On Sun, Oct 1, 2023 at 10:02 AM, David Armour wrote:
Thanks for your comment Buddy.
You're welcome. I think you've found an interesting oversight.
I agree that the logic would seem that setting m_isAlive to false during the
~EReader() call should prevent the code trying to read from the socket.
Yeah, superficially and at first blush it would seem that way. But it'd be a mistake to think so. I can understand how that initial thought may have fooled the original author into thinking the code was correct though. All this is post-mortem speculation on my part however.
Nevertheless, once considered more thoughtfully, it becomes apparent that nothing prevents the destructor from being called while the processing thread's readToQueue is in the while block.
The std::atomic will only insure that reading and writing m_isAlive from multiple threads is well-defined; but guarantees nothing w.r.t. the destructor and what's happening in the while loop.

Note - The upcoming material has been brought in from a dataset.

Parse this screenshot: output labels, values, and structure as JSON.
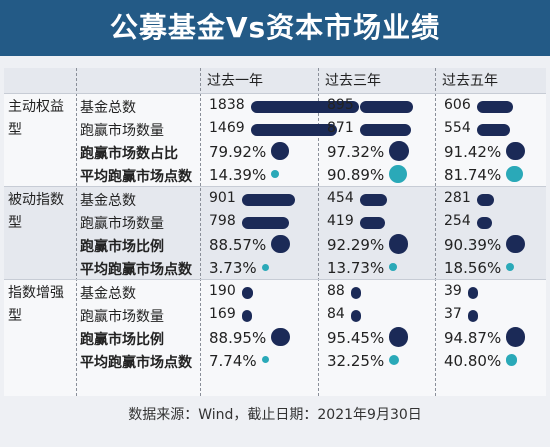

I tried playing around with that. If I pause after m_isAlive is set to false,
then continue, the code works successfully without 509 error. It is as if at
"Pause", with a sleep or something? No... that's surely a game of whack-a-mole. It might work sometimes, depending on unpredictable factors, and might not.
It can be fun to experiment with the timing while you investigate though. You can also try playing w/ ordering by running the code on a single core/cpu and see how that affects things.
full speed the atomic operation is not being completed before the call to
eDisconnect() happens. On Visual Studio this even happens when I turn off all
Optimisations. As eDisconnect() does not use anything related to that atomic,
I wonder if the compiler is parallelising the operation as all atomic
operations are very slow.
Compiler optimizations fall somewhat into the category of "unpredictable factors" I alluded to (although they'd be deterministic given the compiler source and enough work). It's a bit surprising that a critical section wasn't implemented via mutex, but maybe the author wanted to avoid a performance penalty.
I also noticed that eDisconnect() sets m_fd = -1.? This should prevent the
call to processNonBlockingSelect() from trying to call onReceive() which
ultimately triggers receive() and recv() causing the error. Again the setting
of the atomic variable is not being done in time.
I am still scratching my head over this. I suspect some synchronization issue
between the various threads.
Anyway... I think you found a legitimate problem and I wouldn't worry about it too much. I like your proposed solution as well. Joining the thread and then disconnecting makes clear sense to me. And, as long as m_pClientSocket isn't being shared all over the place I don't see a reason to use more complicated locking via mutex.
If I were the reviewer I could see signing off after some confirmation tests... open a ticket and see what they have to say. If you submit a patch remember to change the IB_POSIX ifdef block too :-)